Конечно, огромное удовлетворение, что дошел, добился этой вершины. Не то, что мы там прыгали от счастья, мы были просто рады, что сделали это, тем более вместе с Валеркой, с которым мы 10 лет ходили в связке. Это был ближайший друг не просто по спорту - по жизни мы семьями дружили. По духу мы были близки, как братья, может даже ближе чем братья. Встретились мы с ним на сборах, когда я от Политеха ходил, он от КазГУ. У нас всегда были одни парни, а казгушных вели на соседнюю гору - там 5 девочек и один мальчик, мы над ними смеялись все время. И вот один казгушник оказался заметным, потому что после пяти восхождений много отсеялось людей, остались три инструктора и мы с Валерой, естественный отбор произошел. И так мы с ним шли и по жизни, и по спорту вдвоем, пока он не погиб при восхождении на Хан-Тенгри в 1993.


Когда вы покорили Эверест, вам было 30. Скажите, о чем вы тогда думали, переживали, мечтали?


На момент Восхождения мне было 29 лет, это было 7-8 мая, 30 лет мне исполнилось 5 июля. Трудно сказать, о чем мечтали, думали. Мы жили, старались успеть во всех направлениях и в увлечении, и спорте, и в работе. О деньгах особо не думали, потому что все примерно равны были. Сейчас в профессиональный спорт молодежь не идет, они думают – зачем им это нужно? При этом смотрят на транши игроков спортивных футбольных клубов, где суммы в миллионы долларов. Каждый молодой парень мечтает о миллионе, это нормально. Я в то время работал в институте сейсмологии, проводил разные интересные исследования, мне это нравилось. Про деньги особо мы не задумывались, потому что даже если они были - их трудно было потратить, тогда мало что было. Так же, в общем, жили, общались, дружили.

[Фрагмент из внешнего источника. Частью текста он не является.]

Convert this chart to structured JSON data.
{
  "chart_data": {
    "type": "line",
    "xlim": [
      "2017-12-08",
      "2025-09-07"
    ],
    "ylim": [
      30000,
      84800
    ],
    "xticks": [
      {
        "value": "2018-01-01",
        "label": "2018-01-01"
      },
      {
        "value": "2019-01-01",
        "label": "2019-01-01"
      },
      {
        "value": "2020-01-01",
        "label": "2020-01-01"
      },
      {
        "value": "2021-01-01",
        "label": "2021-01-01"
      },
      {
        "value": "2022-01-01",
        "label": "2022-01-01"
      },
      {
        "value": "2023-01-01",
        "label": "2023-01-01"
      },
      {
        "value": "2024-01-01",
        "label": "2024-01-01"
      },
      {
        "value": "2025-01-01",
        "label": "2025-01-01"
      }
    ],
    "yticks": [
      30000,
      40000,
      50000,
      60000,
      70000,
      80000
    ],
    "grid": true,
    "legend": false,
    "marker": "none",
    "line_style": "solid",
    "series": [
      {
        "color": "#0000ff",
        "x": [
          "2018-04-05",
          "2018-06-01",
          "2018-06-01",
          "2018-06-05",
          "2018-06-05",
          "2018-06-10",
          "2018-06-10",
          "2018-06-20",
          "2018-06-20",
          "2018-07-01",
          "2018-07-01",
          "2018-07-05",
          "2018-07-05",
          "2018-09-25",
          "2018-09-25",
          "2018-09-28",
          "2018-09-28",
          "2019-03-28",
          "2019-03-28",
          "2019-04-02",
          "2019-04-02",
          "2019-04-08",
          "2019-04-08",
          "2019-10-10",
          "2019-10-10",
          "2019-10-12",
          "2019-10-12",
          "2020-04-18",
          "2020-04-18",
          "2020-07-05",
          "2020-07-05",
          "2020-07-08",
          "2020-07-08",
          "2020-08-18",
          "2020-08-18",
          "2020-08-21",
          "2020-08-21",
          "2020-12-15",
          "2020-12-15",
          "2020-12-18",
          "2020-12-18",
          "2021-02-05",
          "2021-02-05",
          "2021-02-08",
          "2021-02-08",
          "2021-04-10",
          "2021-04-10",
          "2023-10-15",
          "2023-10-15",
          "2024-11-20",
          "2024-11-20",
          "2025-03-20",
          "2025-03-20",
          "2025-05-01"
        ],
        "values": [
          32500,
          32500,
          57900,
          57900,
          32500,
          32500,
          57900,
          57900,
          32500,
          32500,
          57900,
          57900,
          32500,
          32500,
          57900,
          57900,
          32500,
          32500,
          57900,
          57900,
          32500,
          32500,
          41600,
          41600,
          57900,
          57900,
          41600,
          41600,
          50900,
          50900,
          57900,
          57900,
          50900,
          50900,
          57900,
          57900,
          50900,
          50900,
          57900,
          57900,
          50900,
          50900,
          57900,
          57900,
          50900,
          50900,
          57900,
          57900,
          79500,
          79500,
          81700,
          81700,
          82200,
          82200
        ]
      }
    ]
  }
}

В альпинизме настоящая дружба?


Настоящая дружба была, я очень этим горжусь, что у меня были такие друзья. С Валерой мы совершенно близкие люди были. Еще были ребята, которых я потерял. В 1990м году была большая трагедия, во время экспедиции на пик Манаслу (8156м), где я был руководителем. Тогда были первые казахские экспедиции в Гималаях. Это была совместная с итальянцами экспедиция. Мы сначала приглашали их на Хан-Тенгри, организовывали, помогали, они нам в ответ делали экспедицию в Гималаи. Мы лезли всемером по стене, прошли крутые куски ледопада, вышли под скальную стену в районе 7000 метров. Стена была очень крутая, 400 метров, мы на такие стены были заточены. Ребята с утра вышли обрабатывать маршрут. Метров двести они набрали по высоте и верхний сорвался, остальных всех сбил, крючья вылетели и они разбились. Упали от нас в ста метрах. Среди них было два моих близких друга, они разбились у меня на глазах. Там их захоронили, потом спустились. Это был третий самый ужасный момент.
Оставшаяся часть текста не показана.